Guinea Game Hen with Mashed Yukon Potato: hen was remarkably juicy and tender, almost the best I had ever tasted. Just a little awkward when mashed potato was served. Again, topped with foam of some sort (can’t really call this foam, it’s very thin, should call this “bubbles” instead).

Lamb with Deep Fried Corn Meal and Eggplant: Lamb was roasted in its own juice, not surprisingly too good. To me, it’s just regular lamb, nothing very special. Lamb, corn meal, and eggplant did not complement with each other at all. The deep fried corn meal was too salty; the eggplant was too sour. With all those nice dishes up front, I was expecting to end my savory dinner with a more decent meat dish.

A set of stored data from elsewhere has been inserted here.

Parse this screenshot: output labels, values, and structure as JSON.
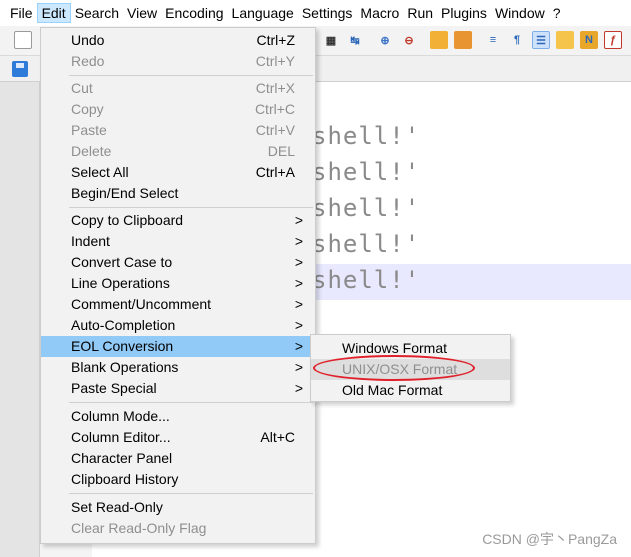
{
  "menubar": {
    "items": [
      "File",
      "Edit",
      "Search",
      "View",
      "Encoding",
      "Language",
      "Settings",
      "Macro",
      "Run",
      "Plugins",
      "Window",
      "?"
    ]
  },
  "editor": {
    "lines": [
      "shell!'",
      "shell!'",
      "shell!'",
      "shell!'",
      "shell!'"
    ]
  },
  "edit_menu": {
    "undo": {
      "label": "Undo",
      "shortcut": "Ctrl+Z"
    },
    "redo": {
      "label": "Redo",
      "shortcut": "Ctrl+Y"
    },
    "cut": {
      "label": "Cut",
      "shortcut": "Ctrl+X"
    },
    "copy": {
      "label": "Copy",
      "shortcut": "Ctrl+C"
    },
    "paste": {
      "label": "Paste",
      "shortcut": "Ctrl+V"
    },
    "delete": {
      "label": "Delete",
      "shortcut": "DEL"
    },
    "select_all": {
      "label": "Select All",
      "shortcut": "Ctrl+A"
    },
    "begin_end_select": {
      "label": "Begin/End Select"
    },
    "copy_to_clipboard": {
      "label": "Copy to Clipboard",
      "arrow": ">"
    },
    "indent": {
      "label": "Indent",
      "arrow": ">"
    },
    "convert_case": {
      "label": "Convert Case to",
      "arrow": ">"
    },
    "line_operations": {
      "label": "Line Operations",
      "arrow": ">"
    },
    "comment": {
      "label": "Comment/Uncomment",
      "arrow": ">"
    },
    "auto_completion": {
      "label": "Auto-Completion",
      "arrow": ">"
    },
    "eol_conversion": {
      "label": "EOL Conversion",
      "arrow": ">"
    },
    "blank_operations": {
      "label": "Blank Operations",
      "arrow": ">"
    },
    "paste_special": {
      "label": "Paste Special",
      "arrow": ">"
    },
    "column_mode": {
      "label": "Column Mode..."
    },
    "column_editor": {
      "label": "Column Editor...",
      "shortcut": "Alt+C"
    },
    "character_panel": {
      "label": "Character Panel"
    },
    "clipboard_history": {
      "label": "Clipboard History"
    },
    "set_read_only": {
      "label": "Set Read-Only"
    },
    "clear_read_only": {
      "label": "Clear Read-Only Flag"
    }
  },
  "eol_submenu": {
    "windows": "Windows Format",
    "unix": "UNIX/OSX Format",
    "mac": "Old Mac Format"
  },
  "watermark": "CSDN @宇丶PangZa",
  "colors": {
    "menu_highlight": "#91c9f7",
    "annotation_ellipse": "#e0202a",
    "current_line": "#e8e8ff"
  }
}
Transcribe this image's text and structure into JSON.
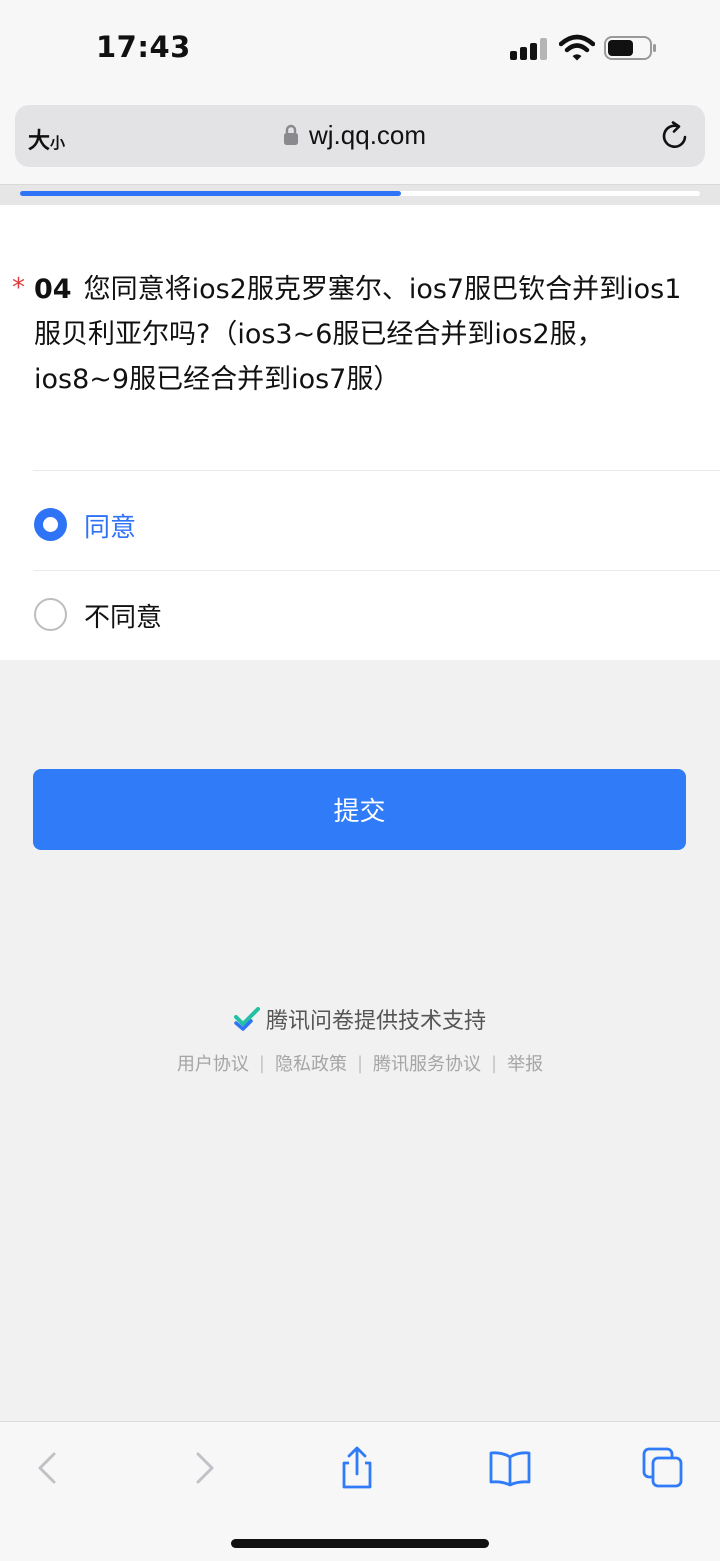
{
  "status_bar": {
    "time": "17:43"
  },
  "address_bar": {
    "text_size_large": "大",
    "text_size_small": "小",
    "url": "wj.qq.com"
  },
  "progress": {
    "value": 0.56
  },
  "question": {
    "required_mark": "*",
    "number": "04",
    "text": "您同意将ios2服克罗塞尔、ios7服巴钦合并到ios1服贝利亚尔吗?（ios3~6服已经合并到ios2服，ios8~9服已经合并到ios7服）",
    "options": [
      {
        "label": "同意",
        "selected": true
      },
      {
        "label": "不同意",
        "selected": false
      }
    ]
  },
  "submit": {
    "label": "提交"
  },
  "footer": {
    "powered_by": "腾讯问卷提供技术支持",
    "links": [
      "用户协议",
      "隐私政策",
      "腾讯服务协议",
      "举报"
    ],
    "separator": "|"
  },
  "colors": {
    "accent": "#2f73f6",
    "required": "#e23b3b",
    "background": "#f1f1f1"
  },
  "toolbar": {
    "icons": [
      "back-icon",
      "forward-icon",
      "share-icon",
      "bookmarks-icon",
      "tabs-icon"
    ]
  }
}
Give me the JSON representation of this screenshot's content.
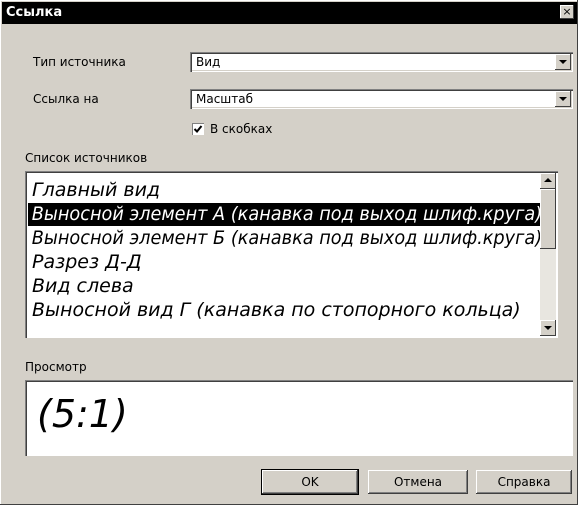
{
  "window": {
    "title": "Ссылка",
    "close_label": "×"
  },
  "source_type": {
    "label": "Тип источника",
    "value": "Вид"
  },
  "link_to": {
    "label": "Ссылка на",
    "value": "Масштаб"
  },
  "brackets": {
    "label": "В скобках",
    "checked": true
  },
  "source_list": {
    "label": "Список источников",
    "items": [
      "Главный вид",
      "Выносной элемент А  (канавка под выход шлиф.круга)",
      "Выносной элемент Б (канавка под выход шлиф.круга)",
      "Разрез Д-Д",
      "Вид слева",
      "Выносной вид Г (канавка по стопорного кольца)"
    ],
    "selected_index": 1
  },
  "preview": {
    "label": "Просмотр",
    "value": "(5:1)"
  },
  "buttons": {
    "ok": "OK",
    "cancel": "Отмена",
    "help": "Справка"
  },
  "icons": {
    "dropdown": "chevron-down-icon",
    "scroll_up": "arrow-up-icon",
    "scroll_down": "arrow-down-icon",
    "check": "checkmark-icon"
  }
}
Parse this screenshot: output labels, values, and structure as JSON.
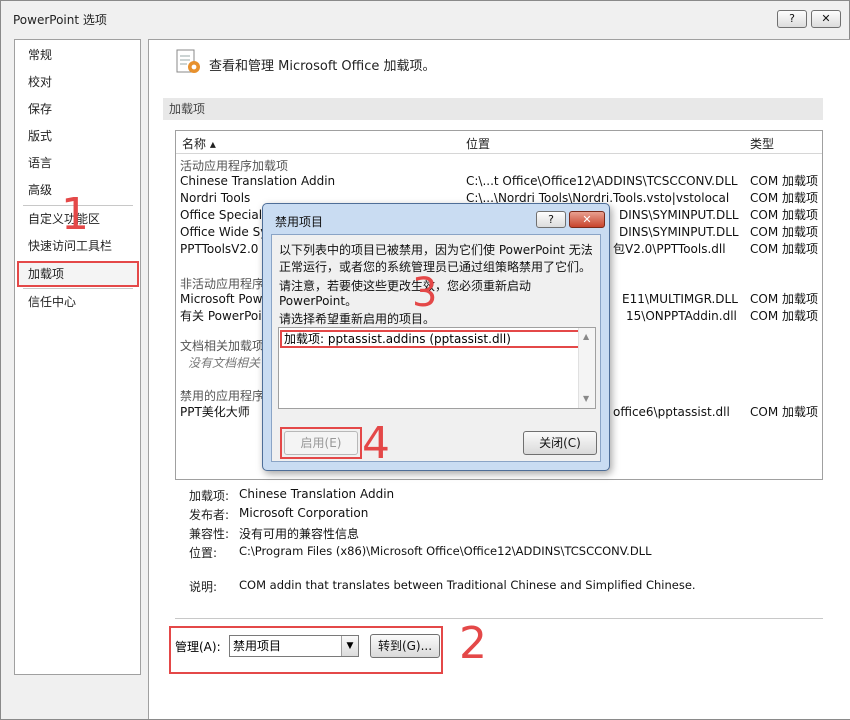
{
  "window": {
    "title": "PowerPoint 选项",
    "help_label": "?",
    "close_label": "✕"
  },
  "sidebar": {
    "items": [
      {
        "label": "常规"
      },
      {
        "label": "校对"
      },
      {
        "label": "保存"
      },
      {
        "label": "版式"
      },
      {
        "label": "语言"
      },
      {
        "label": "高级"
      },
      {
        "label": "自定义功能区"
      },
      {
        "label": "快速访问工具栏"
      },
      {
        "label": "加载项"
      },
      {
        "label": "信任中心"
      }
    ],
    "selected": "加载项"
  },
  "header": {
    "text": "查看和管理 Microsoft Office 加载项。"
  },
  "section_title": "加载项",
  "table": {
    "columns": [
      "名称 ▴",
      "位置",
      "类型"
    ],
    "groups": [
      {
        "title": "活动应用程序加载项"
      },
      {
        "title": "非活动应用程序"
      },
      {
        "title": "文档相关加载项"
      },
      {
        "title": "禁用的应用程序"
      }
    ],
    "rows": [
      {
        "name": "Chinese Translation Addin",
        "location": "C:\\...t Office\\Office12\\ADDINS\\TCSCCONV.DLL",
        "type": "COM 加载项"
      },
      {
        "name": "Nordri Tools",
        "location": "C:\\...\\Nordri Tools\\Nordri.Tools.vsto|vstolocal",
        "type": "COM 加载项"
      },
      {
        "name": "Office Special",
        "location": "DINS\\SYMINPUT.DLL",
        "type": "COM 加载项"
      },
      {
        "name": "Office Wide Sy",
        "location": "DINS\\SYMINPUT.DLL",
        "type": "COM 加载项"
      },
      {
        "name": "PPTToolsV2.0",
        "location": "包V2.0\\PPTTools.dll",
        "type": "COM 加载项"
      },
      {
        "name": "Microsoft Pow",
        "location": "E11\\MULTIMGR.DLL",
        "type": "COM 加载项"
      },
      {
        "name": "有关 PowerPoi",
        "location": "15\\ONPPTAddin.dll",
        "type": "COM 加载项"
      },
      {
        "name": "PPT美化大师",
        "location": "office6\\pptassist.dll",
        "type": "COM 加载项"
      }
    ],
    "no_doc_addins": "没有文档相关"
  },
  "details": {
    "addin_label": "加载项:",
    "addin_value": "Chinese Translation Addin",
    "publisher_label": "发布者:",
    "publisher_value": "Microsoft Corporation",
    "compat_label": "兼容性:",
    "compat_value": "没有可用的兼容性信息",
    "location_label": "位置:",
    "location_value": "C:\\Program Files (x86)\\Microsoft Office\\Office12\\ADDINS\\TCSCCONV.DLL",
    "desc_label": "说明:",
    "desc_value": "COM addin that translates between Traditional Chinese and Simplified Chinese."
  },
  "manage": {
    "label": "管理(A):",
    "selected": "禁用项目",
    "go_label": "转到(G)..."
  },
  "dialog": {
    "title": "禁用项目",
    "help_label": "?",
    "close_label": "✕",
    "line1": "以下列表中的项目已被禁用，因为它们使 PowerPoint 无法",
    "line2": "正常运行，或者您的系统管理员已通过组策略禁用了它们。",
    "line3": "请注意，若要使这些更改生效，您必须重新启动",
    "line4": "PowerPoint。",
    "line5": "请选择希望重新启用的项目。",
    "item": "加载项: pptassist.addins (pptassist.dll)",
    "enable_label": "启用(E)",
    "close_button_label": "关闭(C)"
  },
  "annotations": {
    "n1": "1",
    "n2": "2",
    "n3": "3",
    "n4": "4"
  },
  "colors": {
    "annotation": "#e44848"
  }
}
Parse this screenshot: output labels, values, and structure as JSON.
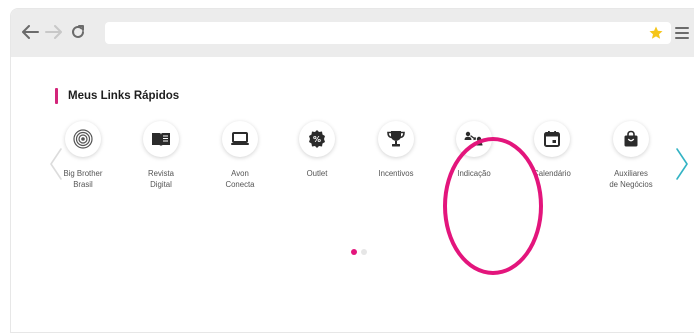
{
  "browser": {
    "back_icon": "arrow-left-icon",
    "forward_icon": "arrow-right-icon",
    "reload_icon": "reload-icon",
    "address_value": "",
    "bookmark_icon": "star-icon",
    "menu_icon": "hamburger-menu-icon"
  },
  "section": {
    "title": "Meus Links Rápidos",
    "accent_color": "#d3257a"
  },
  "carousel": {
    "items": [
      {
        "id": "bbb",
        "label": "Big Brother\nBrasil",
        "icon": "eye-icon"
      },
      {
        "id": "revista",
        "label": "Revista\nDigital",
        "icon": "book-icon"
      },
      {
        "id": "avon-conecta",
        "label": "Avon\nConecta",
        "icon": "laptop-icon"
      },
      {
        "id": "outlet",
        "label": "Outlet",
        "icon": "percent-badge-icon"
      },
      {
        "id": "incentivos",
        "label": "Incentivos",
        "icon": "trophy-icon"
      },
      {
        "id": "indicacao",
        "label": "Indicação",
        "icon": "referral-icon"
      },
      {
        "id": "calendario",
        "label": "Calendário",
        "icon": "calendar-icon"
      },
      {
        "id": "auxiliares",
        "label": "Auxiliares\nde Negócios",
        "icon": "shopping-bag-icon"
      }
    ],
    "pagination": {
      "active_index": 0,
      "total": 2,
      "active_color": "#e3157c",
      "inactive_color": "#e6e6e6"
    },
    "arrow_color_left": "#dcdcdc",
    "arrow_color_right": "#33b3c4"
  },
  "highlight": {
    "target": "Indicação",
    "color": "#e3157c"
  }
}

Fig Sorbet with Fig and Muscat Grapes: if this is designed to clean my pallets, I don’t think it serves its purpose. This is a very mild sorbet, I could hardly taste the sweetness. It wasn’t very smooth either, I could taste little ice within.

Buttermilk Beignets: Chef Kinch topped this dessert with a slice of peach and his signature foam again. The peach was lovely, guess it’s ripe on the tree. As for the beignet, I personally didn’t like it, had to pass mine to Capriana.

Chocolate Cake: my last hope to better desserts, yet I guess Manresa is not found of its pastries. At least, it’s the best among all. The toffee filling with peanuts tasted like Snickers to me. Chocolate mousse on top was fabulous, very smooth.

It was a very nice dinner at Manresa, if they can work harder on their pastries, it would have been prefect. The corn croquette, egg, foie gras, and spot prawns were excellent. I thank Chef Kinch for introducing new ideas to culinary, the tomato was remarkable. It was a very good experience at Manresa, and it’s awakened my interest to tasting menus again.